Shadyside was to be an elite neighborhood where the use of landscaping and terraced lawns was a pivotal design element. Cullinan ordered brick and cast stone gate piers, designed by St. Louis architect, James P. Jamieson, built to mark the entrance to his new neighborhood. (In 1983, the Shadyside property owners’ association bought their two streets from the City of Houston and installed gates between the gate piers, ensuring even greater privacy.)

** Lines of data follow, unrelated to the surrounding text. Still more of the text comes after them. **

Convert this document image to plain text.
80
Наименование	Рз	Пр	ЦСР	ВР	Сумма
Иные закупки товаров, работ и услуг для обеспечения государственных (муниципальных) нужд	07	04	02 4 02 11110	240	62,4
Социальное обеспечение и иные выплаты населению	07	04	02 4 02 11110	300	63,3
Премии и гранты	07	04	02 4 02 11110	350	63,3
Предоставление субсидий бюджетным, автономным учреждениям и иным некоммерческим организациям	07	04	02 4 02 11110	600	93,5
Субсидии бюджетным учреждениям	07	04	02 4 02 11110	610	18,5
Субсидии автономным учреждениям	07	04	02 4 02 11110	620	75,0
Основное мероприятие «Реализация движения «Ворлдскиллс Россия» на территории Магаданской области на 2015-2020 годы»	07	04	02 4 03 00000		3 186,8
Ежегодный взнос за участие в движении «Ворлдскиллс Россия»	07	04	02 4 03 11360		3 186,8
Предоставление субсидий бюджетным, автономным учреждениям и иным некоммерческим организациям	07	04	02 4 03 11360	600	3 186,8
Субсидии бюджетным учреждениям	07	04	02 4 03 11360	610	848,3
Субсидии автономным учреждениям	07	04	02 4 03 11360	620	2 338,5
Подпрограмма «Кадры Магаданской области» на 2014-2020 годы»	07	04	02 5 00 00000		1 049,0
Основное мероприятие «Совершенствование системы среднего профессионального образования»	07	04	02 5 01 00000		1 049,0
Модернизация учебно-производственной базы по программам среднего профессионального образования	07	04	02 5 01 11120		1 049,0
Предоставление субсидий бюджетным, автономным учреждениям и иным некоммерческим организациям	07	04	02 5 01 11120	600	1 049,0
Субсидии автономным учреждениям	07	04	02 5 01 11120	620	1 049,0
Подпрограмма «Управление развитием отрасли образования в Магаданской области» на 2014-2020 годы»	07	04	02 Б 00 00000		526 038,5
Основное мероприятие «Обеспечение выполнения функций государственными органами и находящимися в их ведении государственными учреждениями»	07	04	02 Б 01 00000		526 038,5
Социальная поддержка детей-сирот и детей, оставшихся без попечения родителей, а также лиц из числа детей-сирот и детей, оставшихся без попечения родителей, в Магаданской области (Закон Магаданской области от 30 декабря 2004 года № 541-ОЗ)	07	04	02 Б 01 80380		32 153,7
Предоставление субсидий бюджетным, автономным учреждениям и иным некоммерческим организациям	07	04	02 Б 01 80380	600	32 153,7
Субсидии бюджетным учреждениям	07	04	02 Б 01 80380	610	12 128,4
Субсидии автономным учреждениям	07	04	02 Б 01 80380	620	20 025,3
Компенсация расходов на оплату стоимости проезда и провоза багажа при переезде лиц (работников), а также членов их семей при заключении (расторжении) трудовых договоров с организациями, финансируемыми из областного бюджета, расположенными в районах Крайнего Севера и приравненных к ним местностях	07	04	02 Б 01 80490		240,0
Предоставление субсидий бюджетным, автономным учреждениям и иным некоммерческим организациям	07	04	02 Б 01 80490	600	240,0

Shadyside soon became the preserve of Houston’s oil elite. With just two interior streets, Remington Lane and Longfellow Lane (named for the Cullinan family’s favorite American artist and writer), and a limited number of lots, original home sites were offered to just a privileged few – family, friends, and business associates – who built classic mansions representing some of the most beautiful examples of residential design of the period, from celebrated architects like Harrie T. Lindeberg, John Staub, Birdsall Briscoe, William Ward Watkin, Albert Finn and Stayton Nunn. Most of these original homes still stand today.
Shadyside’s celebrated history, its air of mystery, and its proximity to nearby cultural institutions, museums, parks, planetarium, and the zoo, not to mention the highly respected university and Houston’s renowned medical center, continue to make it one of Houston’s most desirable and special enclaves.